Defining the fair price promotion

Pricing and price promotions have become increasingly important in retailing as consumers become cost-conscious. There are policy and legal issues too.

The Chartered Trading Standards Institute is revamping its Pricing Practice Guide following a number of consumer protection cases and a ‘super-complaint’ by consumers organisation Which. It’s likely that there will be impacts on pricing strategies for both grocers and brand owners given the constraints they also face from competition law. And might there also be implications for things like price-marked packs?

MMS Michael Dean
Michael Dean is a partner and head of the EU, competition and regulatory department at law firm Maclay Murray & Spens LLP

Are the rules getting tightened as a result of complaints?

The CTSI is updating its policy, but in some ways the new guidelines are expected to be less prescriptive than before. For example, the 28-day rule to establish reference prices at which goods were previously sold has been removed. However, in the consultation, CTSI observed that the current guidelines wrongly gave the appearance of ‘safe harbours’. It is now planning a more rounded approach to determine whether a business has behaved fairly towards consumers.

What are they likely to clamp down on?

Pricing promotions which were previously the norm may no longer be considered fair for consumers. For example, placing a product on sale for 28 days at an inflated price to establish a reference point for comparison with a promotional price so that a “saving” can be claimed is capable of being considered unfair – much depends on the circumstances. Some firms are already taking voluntary action: Asda recently gave a formal commitment to the Competition and Markets Authority on price promotions and multi-buys, so that “now” prices will not be advertised for longer than “was” prices.

Can brand owners set prices?

Brand owners who are considering lowering their pricing may be keen to ensure price reductions are passed on to consumers, but in the context of any ongoing pricing reviews, it is important to consider the competition law risk inherent in discussions with retailers. Competition law requires that retailers are free to set pricing. In general, any attempt to set a minimum or fixed price at which a product must be resold is illegal and carries with it risks of proceedings by competition authorities and significant fines if businesses are found to have breached the law. While brand owners can recommend a price point, retailers must be free to deviate from this if they wish.
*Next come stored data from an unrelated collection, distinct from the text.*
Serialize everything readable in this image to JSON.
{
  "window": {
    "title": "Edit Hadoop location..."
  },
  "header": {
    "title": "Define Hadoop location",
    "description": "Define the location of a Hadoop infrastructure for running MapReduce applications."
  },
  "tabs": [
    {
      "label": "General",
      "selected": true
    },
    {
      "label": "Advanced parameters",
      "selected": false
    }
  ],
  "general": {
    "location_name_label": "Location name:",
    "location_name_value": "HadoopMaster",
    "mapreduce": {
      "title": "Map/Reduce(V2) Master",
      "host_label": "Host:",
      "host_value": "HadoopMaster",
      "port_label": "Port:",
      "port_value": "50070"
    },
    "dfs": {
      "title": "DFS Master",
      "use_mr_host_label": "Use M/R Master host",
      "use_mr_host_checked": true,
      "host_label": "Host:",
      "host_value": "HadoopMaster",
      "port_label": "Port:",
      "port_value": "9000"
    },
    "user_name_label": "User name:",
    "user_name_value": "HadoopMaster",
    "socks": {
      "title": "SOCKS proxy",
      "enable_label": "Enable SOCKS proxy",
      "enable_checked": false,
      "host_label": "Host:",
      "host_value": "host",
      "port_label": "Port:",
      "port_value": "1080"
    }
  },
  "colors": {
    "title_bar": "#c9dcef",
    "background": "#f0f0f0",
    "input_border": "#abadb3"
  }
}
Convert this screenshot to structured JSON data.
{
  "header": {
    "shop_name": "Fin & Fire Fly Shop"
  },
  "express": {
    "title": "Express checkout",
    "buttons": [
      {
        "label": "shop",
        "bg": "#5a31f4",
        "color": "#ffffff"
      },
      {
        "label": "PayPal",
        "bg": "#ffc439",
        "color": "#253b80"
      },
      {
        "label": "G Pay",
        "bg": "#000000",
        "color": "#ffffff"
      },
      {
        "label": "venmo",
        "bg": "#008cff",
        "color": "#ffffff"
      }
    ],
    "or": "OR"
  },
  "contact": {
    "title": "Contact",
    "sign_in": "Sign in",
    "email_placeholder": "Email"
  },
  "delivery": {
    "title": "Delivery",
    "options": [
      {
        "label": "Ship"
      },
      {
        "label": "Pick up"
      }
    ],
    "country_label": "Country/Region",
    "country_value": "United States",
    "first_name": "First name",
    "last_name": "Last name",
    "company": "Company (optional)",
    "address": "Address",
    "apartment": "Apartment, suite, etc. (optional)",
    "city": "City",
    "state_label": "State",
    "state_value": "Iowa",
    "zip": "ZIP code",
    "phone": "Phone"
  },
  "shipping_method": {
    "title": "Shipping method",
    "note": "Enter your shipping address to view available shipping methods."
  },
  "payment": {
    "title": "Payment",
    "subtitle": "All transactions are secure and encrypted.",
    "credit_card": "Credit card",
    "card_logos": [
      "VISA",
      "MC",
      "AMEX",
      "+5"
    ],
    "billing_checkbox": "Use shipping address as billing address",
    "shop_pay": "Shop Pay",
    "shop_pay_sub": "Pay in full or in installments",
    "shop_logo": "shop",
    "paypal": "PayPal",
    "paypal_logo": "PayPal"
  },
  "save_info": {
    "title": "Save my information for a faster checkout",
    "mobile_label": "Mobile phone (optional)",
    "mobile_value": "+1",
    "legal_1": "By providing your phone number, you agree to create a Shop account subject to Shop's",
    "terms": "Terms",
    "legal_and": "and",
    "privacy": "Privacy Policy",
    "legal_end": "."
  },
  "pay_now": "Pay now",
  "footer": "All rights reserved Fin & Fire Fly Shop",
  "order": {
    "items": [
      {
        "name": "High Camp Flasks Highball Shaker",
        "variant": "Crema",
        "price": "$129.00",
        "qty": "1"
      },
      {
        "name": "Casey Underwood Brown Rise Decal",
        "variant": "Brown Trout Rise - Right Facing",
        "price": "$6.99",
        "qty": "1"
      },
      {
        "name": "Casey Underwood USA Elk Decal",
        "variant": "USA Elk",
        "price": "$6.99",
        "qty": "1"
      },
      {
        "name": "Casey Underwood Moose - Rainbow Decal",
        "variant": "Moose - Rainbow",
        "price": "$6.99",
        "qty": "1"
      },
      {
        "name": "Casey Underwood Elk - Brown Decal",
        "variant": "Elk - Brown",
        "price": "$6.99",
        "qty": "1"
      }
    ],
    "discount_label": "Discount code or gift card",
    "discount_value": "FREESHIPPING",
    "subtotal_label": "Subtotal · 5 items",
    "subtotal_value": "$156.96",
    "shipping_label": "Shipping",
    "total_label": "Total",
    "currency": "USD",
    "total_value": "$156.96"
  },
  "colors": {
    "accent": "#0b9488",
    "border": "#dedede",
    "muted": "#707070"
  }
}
Given the general law’s strict approach to pricing, what can brand owners do?

Setting maximum pricing is not considered anti-competitive, so this is one approach which could be considered. Just how keen the larger retailers are to accept such a contractual provision or how such a provision can be enforced is, of course, more complex. Conversations with retailers to ensure they understand the brand strategy and how the recommended price point sits within this may be another option, although both parties need to take care that such meetings do not cross the line into a discussion that fixes the resale price.

How should brand owners and retailers protect themselves from prosecution risks regarding pricing?

Brand owners and retailers face a maze of both consumer protection regulations and competition laws when revising pricing policies. Charting a course can seem daunting, but ensuring the business has an effective competition compliance policy in place and that employees involved in brand positioning, setting of pricing strategies and price negotiations with customers and suppliers are trained in competition law will help to reduce risk and ensure the price remains always right.